The long-term goal of this project is to understand how bacterial pathogens evade host innate immune responses with the view that this will provide insight into host-pathogen interactions and facilitate development of antimicrobial therapeutics. Salmonella infection of the intestine induces rapid recruitment of immune cells and intestinal inflammation. Salmonella is able to survive and even takes advantage of this inflammatory response to spread systemically. In contrast, systemic infection, particularly during the chronic stage, is not associated with overtly high levels of host inflammation. A key underlying hypothesis of this proposal is that Salmonella promotes persistent infection by modulating host inflammatory responses. Innate immune recognition of bacterial infection involves pattern recognition receptors that sense conserved microbial structures as well as virulence activities. Members of the cytosolic Nod-like Receptor (NLR) protein family direct assembly of multiprotein complexes termed 'inflammasomes'in response to detection of microbial products in the cytosol or disruption of cellular membranes by microbial virulence factors. Inflammasome assembly induces activation of caspase-1, and caspase-1 dependent cleavage and secretion of IL-1 family cytokines and a caspase-1 dependent pro-inflammatory cell death (pyroptosis). Inflammasome activation plays a key role in host defense against diverse pathogens, but a number of bacterial and viral pathogens have recently been found to interfere with inflammasome activation. Activation of inflammasomes by Salmonella involves sensing of bacterial flagellin by NLRC4, and sensing of an unknown bacterial signal by NLRP3. Salmonella downregulates flagellin expression to evade the NLRC4 inflammasome, but how Salmonella might prevent NLRP3 inflammasome activation is not known. We have used a novel screening approach to identify Salmonella genes that modulate NLRP3 inflammasome activation. As a number of genes identified in this screen contribute to Salmonella persistence, our central hypothesis is that evading inflammasome activation promotes Salmonella persistence.

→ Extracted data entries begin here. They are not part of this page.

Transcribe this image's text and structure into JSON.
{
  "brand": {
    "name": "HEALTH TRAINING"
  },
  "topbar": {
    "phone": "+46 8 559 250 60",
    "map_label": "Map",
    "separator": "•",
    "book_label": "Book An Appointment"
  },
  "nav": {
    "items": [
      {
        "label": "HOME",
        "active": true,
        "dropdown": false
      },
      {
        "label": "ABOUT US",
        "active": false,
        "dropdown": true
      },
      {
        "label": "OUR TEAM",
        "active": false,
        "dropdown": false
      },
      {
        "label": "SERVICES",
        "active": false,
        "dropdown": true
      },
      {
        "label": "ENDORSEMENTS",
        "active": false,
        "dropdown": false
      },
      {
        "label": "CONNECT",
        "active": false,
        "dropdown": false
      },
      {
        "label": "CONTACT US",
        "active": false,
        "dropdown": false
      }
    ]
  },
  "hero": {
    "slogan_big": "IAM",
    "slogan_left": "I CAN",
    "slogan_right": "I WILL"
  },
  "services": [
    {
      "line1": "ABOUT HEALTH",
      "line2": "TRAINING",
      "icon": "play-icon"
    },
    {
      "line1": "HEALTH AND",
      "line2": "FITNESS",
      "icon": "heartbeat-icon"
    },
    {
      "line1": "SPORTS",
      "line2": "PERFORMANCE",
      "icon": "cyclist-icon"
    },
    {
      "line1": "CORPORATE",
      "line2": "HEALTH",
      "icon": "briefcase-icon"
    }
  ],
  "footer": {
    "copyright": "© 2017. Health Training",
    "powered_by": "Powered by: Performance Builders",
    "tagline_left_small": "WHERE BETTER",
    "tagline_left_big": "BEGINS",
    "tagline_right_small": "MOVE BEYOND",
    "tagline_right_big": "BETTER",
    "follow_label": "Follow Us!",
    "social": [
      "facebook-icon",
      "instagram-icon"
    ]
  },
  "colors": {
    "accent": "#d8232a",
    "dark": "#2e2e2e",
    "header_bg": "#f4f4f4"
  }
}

Aim 1 of this project will define the mechanisms of NLRP3 inflammasome evasion by the Salmonella genes we have identified.
Aim 2 of this project will test the role of inflammasome evasion in establishing and maintaining Salmonella persistent infection. These studies will provide novel insight into a critical aspect of Salmonella-host interactions, and are likely to provide novel therapeutic targets.
Salmonella infection is the largest single foodborne bacterial cause of morbidity and mortality in the United States. Increasing resistance among Gram-negatives including Salmonella to front-line antibiotics requires new approaches for antimicrobial development. We have identified Salmonella factors that modulate innate immune responses and will define the mechanism and role of these factors in Salmonella pathogenesis. These studies will aid in identifying novel therapeutic targets.